"M. G. Devour" wrote:

> ------- Forwarded Message Follows -------
> From:          "Nina Silver" <[email protected]>
> To:            <[email protected]>
> Cc:            "Mike Devour" <[email protected]>
> Subject:       Re: ON MICROWAVING FOOD
> Date:          Sat, 3 Aug 2002 08:30:08 -0400
>
> Kopp writes, "the foods were exposed to microwave propagation at an energy
> potential of 100
> kilowatts per cubic centimeter per second, to the point considered
> acceptable for sanitary, normal ingestion."
>
>  Being within just a three foot range of a microwave oven will expose you
> to these dangers.
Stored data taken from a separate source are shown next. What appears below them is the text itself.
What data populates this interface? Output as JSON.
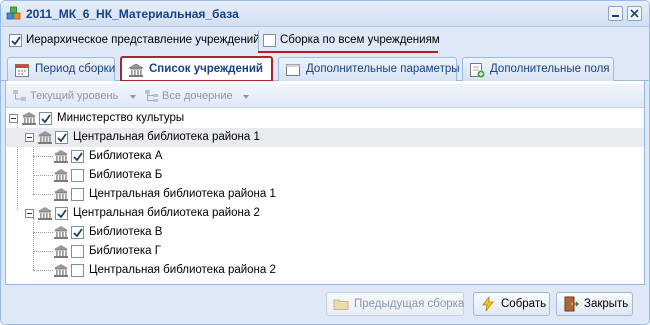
{
  "window": {
    "title": "2011_МК_6_НК_Материальная_база"
  },
  "options": {
    "hierarchical_label": "Иерархическое представление учреждений",
    "hierarchical_checked": true,
    "collect_all_label": "Сборка по всем учреждениям",
    "collect_all_checked": false
  },
  "tabs": [
    {
      "label": "Период сборки",
      "icon": "calendar-icon",
      "active": false
    },
    {
      "label": "Список учреждений",
      "icon": "building-icon",
      "active": true
    },
    {
      "label": "Дополнительные параметры",
      "icon": "panel-icon",
      "active": false
    },
    {
      "label": "Дополнительные поля",
      "icon": "add-field-icon",
      "active": false
    }
  ],
  "toolbar": {
    "current_level": "Текущий уровень",
    "all_children": "Все дочерние"
  },
  "tree": [
    {
      "label": "Министерство культуры",
      "checked": true,
      "level": 0,
      "expandable": true
    },
    {
      "label": "Центральная библиотека района 1",
      "checked": true,
      "level": 1,
      "expandable": true,
      "selected": true
    },
    {
      "label": "Библиотека А",
      "checked": true,
      "level": 2
    },
    {
      "label": "Библиотека Б",
      "checked": false,
      "level": 2
    },
    {
      "label": "Центральная библиотека района 1",
      "checked": false,
      "level": 2
    },
    {
      "label": "Центральная библиотека района 2",
      "checked": true,
      "level": 1,
      "expandable": true
    },
    {
      "label": "Библиотека В",
      "checked": true,
      "level": 2
    },
    {
      "label": "Библиотека Г",
      "checked": false,
      "level": 2
    },
    {
      "label": "Центральная библиотека района 2",
      "checked": false,
      "level": 2
    }
  ],
  "buttons": {
    "previous": "Предыдущая сборка",
    "collect": "Собрать",
    "close": "Закрыть"
  },
  "colors": {
    "accent_red": "#c0191f",
    "title_blue": "#15428b",
    "border_blue": "#99bbe8"
  }
}
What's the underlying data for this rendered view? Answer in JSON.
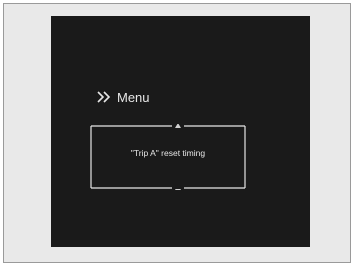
{
  "display": {
    "menu_label": "Menu",
    "item_label": "\"Trip A\" reset timing"
  },
  "icons": {
    "menu": "double-chevron-right-icon",
    "up": "arrow-up-icon",
    "down": "arrow-down-icon"
  },
  "colors": {
    "screen_bg": "#1a1a1a",
    "frame_bg": "#e9e9e9",
    "text": "#e6e6e6"
  }
}
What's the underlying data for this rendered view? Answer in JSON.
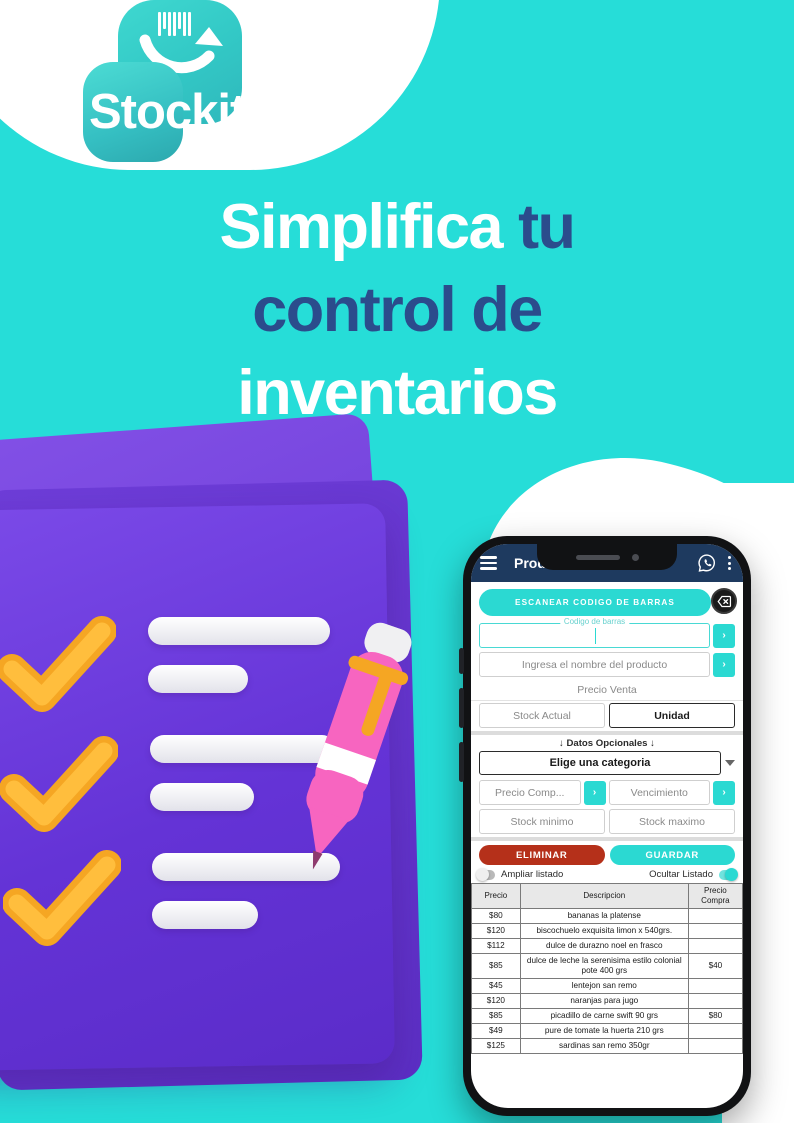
{
  "brand": {
    "name": "Stockit",
    "logo_icon": "barcode-arrow-icon",
    "teal": "#26DDD8",
    "deep_blue": "#2B4C8C",
    "purple": "#6433D6",
    "orange": "#F5A623"
  },
  "headline": {
    "line1_white": "Simplifica ",
    "line1_dark": "tu",
    "line2_dark": "control de",
    "line3_white": "inventarios"
  },
  "illustration": {
    "name": "3d-checklist-folder",
    "checkmarks": 3,
    "pen_color": "#F765C0"
  },
  "phone": {
    "appbar": {
      "menu_icon": "hamburger-icon",
      "title": "Productos",
      "whatsapp_icon": "whatsapp-icon",
      "overflow_icon": "kebab-menu-icon"
    },
    "scan": {
      "button_label": "ESCANEAR CODIGO DE BARRAS",
      "clear_icon": "backspace-delete-icon"
    },
    "fields": {
      "barcode_label": "Codigo de barras",
      "barcode_value": "",
      "barcode_arrow": "›",
      "product_name_placeholder": "Ingresa el nombre del producto",
      "product_arrow": "›",
      "precio_venta": "Precio Venta",
      "stock_actual": "Stock Actual",
      "unidad": "Unidad"
    },
    "optional": {
      "title": "↓ Datos Opcionales ↓",
      "category_value": "Elige una categoria",
      "precio_compra": "Precio Comp...",
      "precio_compra_arrow": "›",
      "vencimiento": "Vencimiento",
      "vencimiento_arrow": "›",
      "stock_minimo": "Stock minimo",
      "stock_maximo": "Stock maximo"
    },
    "actions": {
      "delete_label": "ELIMINAR",
      "save_label": "GUARDAR",
      "delete_color": "#B5301A",
      "save_color": "#2BD9D2"
    },
    "toggles": [
      {
        "label": "Ampliar listado",
        "state": "off"
      },
      {
        "label": "Ocultar Listado",
        "state": "on"
      }
    ],
    "table": {
      "headers": [
        "Precio",
        "Descripcion",
        "Precio Compra"
      ],
      "rows": [
        {
          "precio": "$80",
          "descripcion": "bananas la platense",
          "compra": ""
        },
        {
          "precio": "$120",
          "descripcion": "biscochuelo exquisita limon x 540grs.",
          "compra": ""
        },
        {
          "precio": "$112",
          "descripcion": "dulce de durazno noel en frasco",
          "compra": ""
        },
        {
          "precio": "$85",
          "descripcion": "dulce de leche la serenisima estilo colonial pote 400 grs",
          "compra": "$40"
        },
        {
          "precio": "$45",
          "descripcion": "lentejon san remo",
          "compra": ""
        },
        {
          "precio": "$120",
          "descripcion": "naranjas para jugo",
          "compra": ""
        },
        {
          "precio": "$85",
          "descripcion": "picadillo de carne swift 90 grs",
          "compra": "$80"
        },
        {
          "precio": "$49",
          "descripcion": "pure de tomate la huerta 210 grs",
          "compra": ""
        },
        {
          "precio": "$125",
          "descripcion": "sardinas san remo 350gr",
          "compra": ""
        }
      ]
    }
  }
}
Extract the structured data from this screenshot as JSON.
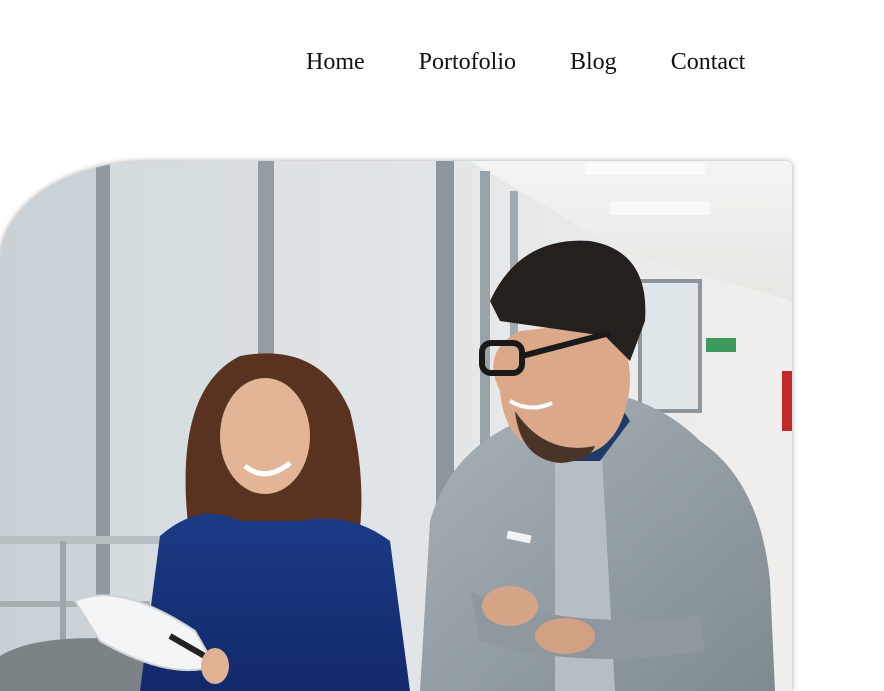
{
  "nav": {
    "items": [
      {
        "label": "Home"
      },
      {
        "label": "Portofolio"
      },
      {
        "label": "Blog"
      },
      {
        "label": "Contact"
      }
    ]
  },
  "hero": {
    "image": "office-photo: woman in navy dress holding papers, smiling man in glasses and grey blazer"
  },
  "colors": {
    "nav_text": "#111111",
    "background": "#ffffff"
  }
}
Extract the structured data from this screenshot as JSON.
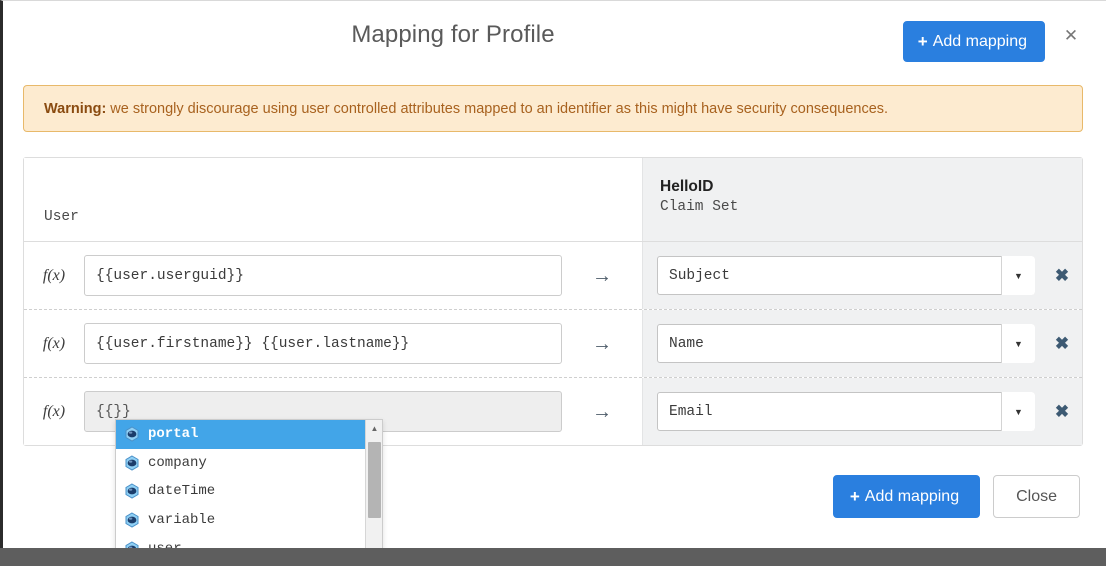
{
  "modal": {
    "title": "Mapping for Profile",
    "close_icon": "close-icon",
    "add_mapping_label": "Add mapping",
    "plus_glyph": "+"
  },
  "warning": {
    "label": "Warning:",
    "text": "we strongly discourage using user controlled attributes mapped to an identifier as this might have security consequences.",
    "bg_color": "#fdebd0",
    "border_color": "#e8b96a",
    "text_color": "#a8621f"
  },
  "table": {
    "left_header": "User",
    "right_header_title": "HelloID",
    "right_header_sub": "Claim Set",
    "fx_label": "f(x)",
    "arrow_glyph": "→",
    "remove_glyph": "✖",
    "caret_glyph": "▼",
    "rows": [
      {
        "fx": "f(x)",
        "expression": "{{user.userguid}}",
        "placeholder": "",
        "muted": false,
        "claim": "Subject"
      },
      {
        "fx": "f(x)",
        "expression": "{{user.firstname}} {{user.lastname}}",
        "placeholder": "",
        "muted": false,
        "claim": "Name"
      },
      {
        "fx": "f(x)",
        "expression": "{{}}",
        "placeholder": "",
        "muted": true,
        "claim": "Email"
      }
    ]
  },
  "autocomplete": {
    "items": [
      {
        "label": "portal",
        "icon": "object-icon",
        "active": true
      },
      {
        "label": "company",
        "icon": "object-icon",
        "active": false
      },
      {
        "label": "dateTime",
        "icon": "object-icon",
        "active": false
      },
      {
        "label": "variable",
        "icon": "object-icon",
        "active": false
      },
      {
        "label": "user",
        "icon": "object-icon",
        "active": false
      }
    ],
    "highlight_color": "#42a5e8",
    "scroll_up_glyph": "▲",
    "scroll_down_glyph": "▼"
  },
  "footer": {
    "add_mapping_label": "Add mapping",
    "close_label": "Close",
    "plus_glyph": "+"
  },
  "theme": {
    "primary": "#2a7fdf",
    "panel_gray": "#f0f1f2",
    "bottom_strip": "#5e5e5e"
  }
}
After 3
> feet, the radiation levels drop off 80%, but remain for 15 minutes even
> after the oven has been turned off.

Such nonsense as the above brings the whole article into question.  If the
article cannot get simple facts straight, how can we trust it to be accurate
on what we don't know?

100 kilowatts per cubic centimeter per second makes no sense.  That would be
an acceleration of energy per cubic centimeter.  In other words that says
that each cc would received 100 kilowatts at the one second mark, 200
kilowatts at the 2 second period and 1 megawatt at the 10 second mark.  That
is nonsense, no test would be run that way.  Most likely they would run the
test at a constant wattage.  The units would likely be 100 kilowatts per CC,
or 100 kilojoules per CC per second. ( A kilowatt equals a kilojoule per
second, so both of these describe the same power per cc).  And even this is a
power level 1000 times higher than a piece of food would encounter in a
microwave oven.

The second paragraph is saying that an electronic wave that propagates at
186,000 miles per second will stick around for 15 seconds.  That is like
saying that a room will still be lit 15 seconds after the light is turned out
from the radiation from that light.  That is utterly impossible unless there
is something there to store the radiation.